Berbicara kepada wartawan di Gedung Putih pada Rabu, Trump memuji rencana Burnham untuk memperluas pemanfaatan sumber daya energi lepas pantai Inggris.
"Dia mengatakan satu hal yang sangat baik. Dia bilang akan membuka minyak Laut Utara. Jika dia melakukannya, Anda akan menjadi negara yang makmur," kata Trump.
Trump membandingkan sikap Burnham dengan pendahulunya, Keir Starmer. Menurutnya, selama menjabat sebagai perdana menteri, Starmer berulang kali didesaknya untuk meningkatkan produksi minyak di Laut Utara.
"Saya selalu mengatakan kepada Perdana Menteri Starmer, 'Bukalah Laut Utara!'" ujar Trump.
Trump menilai Inggris memiliki salah satu cadangan minyak lepas pantai paling berharga di dunia, namun pemerintah sebelumnya gagal memanfaatkannya.
"Anda memiliki salah satu cadangan minyak paling berharga di dunia. Jika Inggris memanfaatkannya, negara itu akan kembali menjadi makmur. Saya tidak bisa membuat Starmer memanfaatkannya. Itu sungguh luar biasa," katanya.
Trump mengatakan dirinya baru-baru ini berbicara dengan Burnham, yang meyakinkannya bahwa kebijakan tersebut akan berubah.
"Saya berbicara dengan pemimpin baru itu. Dia mengatakan akan membuka Laut Utara," tambahnya.

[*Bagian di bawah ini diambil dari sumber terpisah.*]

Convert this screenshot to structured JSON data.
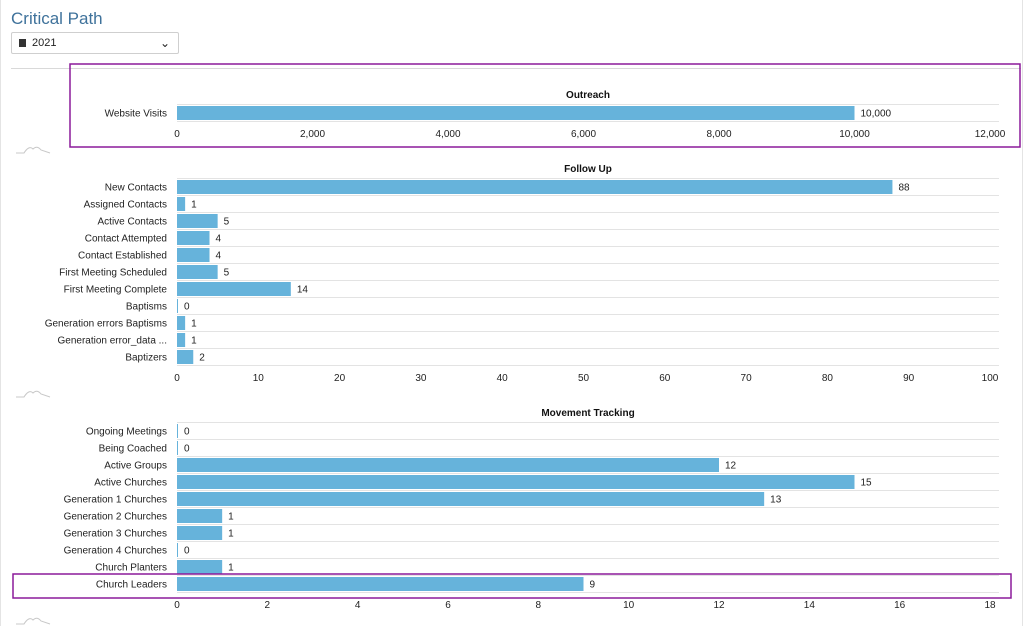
{
  "header": {
    "title": "Critical Path"
  },
  "year_select": {
    "value": "2021",
    "icon": "calendar-icon",
    "chevron": "chevron-down-icon"
  },
  "colors": {
    "bar": "#66b3db",
    "highlight": "#8b1a9a",
    "title": "#3f729b"
  },
  "chart_data": [
    {
      "type": "bar",
      "orientation": "horizontal",
      "title": "Outreach",
      "categories": [
        "Website Visits"
      ],
      "values": [
        10000
      ],
      "value_labels": [
        "10,000"
      ],
      "xlim": [
        0,
        12000
      ],
      "ticks": [
        "0",
        "2,000",
        "4,000",
        "6,000",
        "8,000",
        "10,000",
        "12,000"
      ],
      "tick_values": [
        0,
        2000,
        4000,
        6000,
        8000,
        10000,
        12000
      ],
      "highlighted": true
    },
    {
      "type": "bar",
      "orientation": "horizontal",
      "title": "Follow Up",
      "categories": [
        "New Contacts",
        "Assigned Contacts",
        "Active Contacts",
        "Contact Attempted",
        "Contact Established",
        "First Meeting Scheduled",
        "First Meeting Complete",
        "Baptisms",
        "Generation errors Baptisms",
        "Generation error_data ...",
        "Baptizers"
      ],
      "values": [
        88,
        1,
        5,
        4,
        4,
        5,
        14,
        0,
        1,
        1,
        2
      ],
      "value_labels": [
        "88",
        "1",
        "5",
        "4",
        "4",
        "5",
        "14",
        "0",
        "1",
        "1",
        "2"
      ],
      "xlim": [
        0,
        100
      ],
      "ticks": [
        "0",
        "10",
        "20",
        "30",
        "40",
        "50",
        "60",
        "70",
        "80",
        "90",
        "100"
      ],
      "tick_values": [
        0,
        10,
        20,
        30,
        40,
        50,
        60,
        70,
        80,
        90,
        100
      ]
    },
    {
      "type": "bar",
      "orientation": "horizontal",
      "title": "Movement Tracking",
      "categories": [
        "Ongoing Meetings",
        "Being Coached",
        "Active Groups",
        "Active Churches",
        "Generation 1 Churches",
        "Generation 2 Churches",
        "Generation 3 Churches",
        "Generation 4 Churches",
        "Church Planters",
        "Church Leaders"
      ],
      "values": [
        0,
        0,
        12,
        15,
        13,
        1,
        1,
        0,
        1,
        9
      ],
      "value_labels": [
        "0",
        "0",
        "12",
        "15",
        "13",
        "1",
        "1",
        "0",
        "1",
        "9"
      ],
      "xlim": [
        0,
        18
      ],
      "ticks": [
        "0",
        "2",
        "4",
        "6",
        "8",
        "10",
        "12",
        "14",
        "16",
        "18"
      ],
      "tick_values": [
        0,
        2,
        4,
        6,
        8,
        10,
        12,
        14,
        16,
        18
      ],
      "highlighted_category": "Church Leaders"
    }
  ]
}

Pekan lalu, media Inggris melaporkan Burnham diperkirakan akan bergerak cepat meningkatkan produksi minyak dan gas di Laut Utara sebagai bagian dari upaya yang lebih luas untuk mengatasi krisis biaya hidup.
Rencana tersebut diperkirakan kembali memicu perdebatan mengenai strategi energi Inggris. Para pendukung berpendapat peningkatan produksi energi domestik dapat memperkuat ketahanan energi dan mengurangi ketergantungan pada pasar internasional.
Sementara itu, para pengkritik menilai perluasan eksplorasi minyak dan gas baru berpotensi bertentangan dengan target iklim serta agenda transisi menuju energi terbarukan.
Pemerintahan Burnham menyebut pendekatan ekonominya berlandaskan konsep "Manchesterism", yang menurutnya menitikberatkan pada desentralisasi, pertumbuhan ekonomi, dan peran negara yang lebih kuat dalam membentuk pasar.